LORD HOFFMANN said that the owners had argued that the arbitration clause did not apply for two reasons. The first was that, as a matter of construction, the question of whether the charters were procured by bribery was not a dispute arising under the charter. The second was that the arbitration clause was liable to be rescinded and therefore not binding on them. On the first question, the time had come to draw a line under the previous authorities, where distinctions had sometimes been drawn between disputes “arising under” and “arising out of” an agreement, with the former having a narrower meaning. In his Lordship’s opinion, construction of an arbitration clause should start from the assumption that the parties, as rational businessmen, were likely to have intended any dispute arising out of the relationship into which they had entered or purported to enter to be decided by the same tribunal unless the language made it clear that certain questions were intended to be excluded from the arbitration.
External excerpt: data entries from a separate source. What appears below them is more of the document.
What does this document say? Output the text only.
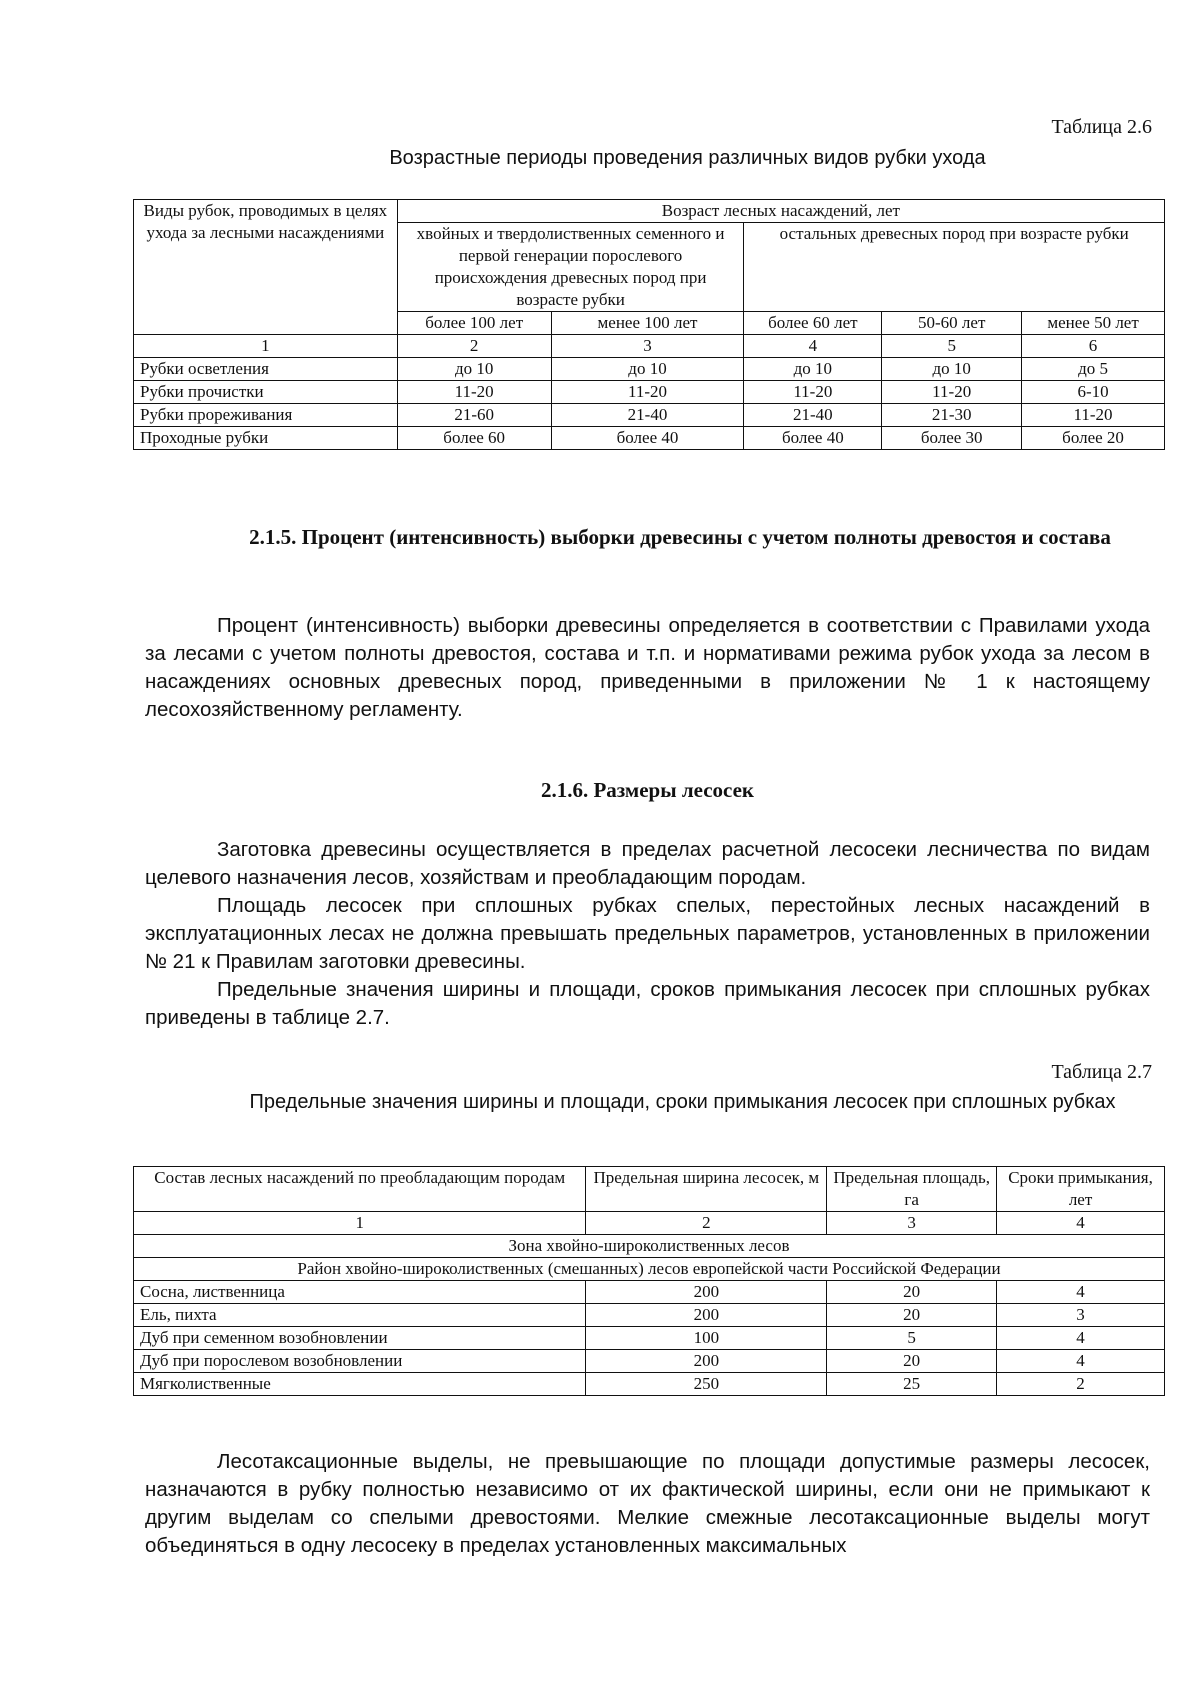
Таблица 2.6
Возрастные периоды проведения различных видов рубки ухода
Виды рубок, проводимых в целях ухода за лесными насаждениями	Возраст лесных насаждений, лет				
	хвойных и твердолиственных семенного и первой генерации порослевого происхождения древесных пород при возрасте рубки		остальных древесных пород при возрасте рубки		
	более 100 лет	менее 100 лет	более 60 лет	50-60 лет	менее 50 лет
1	2	3	4	5	6
Рубки осветления	до 10	до 10	до 10	до 10	до 5
Рубки прочистки	11-20	11-20	11-20	11-20	6-10
Рубки прореживания	21-60	21-40	21-40	21-30	11-20
Проходные рубки	более 60	более 40	более 40	более 30	более 20
2.1.5. Процент (интенсивность) выборки древесины с учетом полноты древостоя и состава
Процент (интенсивность) выборки древесины определяется в соответствии с Правилами ухода за лесами с учетом полноты древостоя, состава и т.п. и нормативами режима рубок ухода за лесом в насаждениях основных древесных пород, приведенными в приложении № 1 к настоящему лесохозяйственному регламенту.
2.1.6. Размеры лесосек
Заготовка древесины осуществляется в пределах расчетной лесосеки лесничества по видам целевого назначения лесов, хозяйствам и преобладающим породам.
Площадь лесосек при сплошных рубках спелых, перестойных лесных насаждений в эксплуатационных лесах не должна превышать предельных параметров, установленных в приложении № 21 к Правилам заготовки древесины.
Предельные значения ширины и площади, сроков примыкания лесосек при сплошных рубках приведены в таблице 2.7.
Таблица 2.7
Предельные значения ширины и площади, сроки примыкания лесосек при сплошных рубках
Состав лесных насаждений по преобладающим породам	Предельная ширина лесосек, м	Предельная площадь, га	Сроки примыкания, лет
1	2	3	4
Зона хвойно-широколиственных лесов			
Район хвойно-широколиственных (смешанных) лесов европейской части Российской Федерации			
Сосна, лиственница	200	20	4
Ель, пихта	200	20	3
Дуб при семенном возобновлении	100	5	4
Дуб при порослевом возобновлении	200	20	4
Мягколиственные	250	25	2
Лесотаксационные выделы, не превышающие по площади допустимые размеры лесосек, назначаются в рубку полностью независимо от их фактической ширины, если они не примыкают к другим выделам со спелыми древостоями. Мелкие смежные лесотаксационные выделы могут объединяться в одну лесосеку в пределах установленных максимальных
The language of the relevant clause of each charter contained nothing to exclude disputes about the validity of a contract on the ground that it was procured by fraud. As to the owners’ claim that if they were right about the bribery, they were entitled to rescind the whole contract, including the arbitration clause, the principle of separability in s 7 of the 1996 Act required that an arbitration agreement could be void or voidable only on grounds relating directly to that agreement. There were no grounds of challenge specific to the arbitration agreement so as to invalidate it. The claim that the main contract had been induced by bribery thus fell to be determined under the arbitration agreement.
LORD HOPE delivered a concurring opinion and LORD SCOTT, LORD WALKER and LORD BROWN agreed.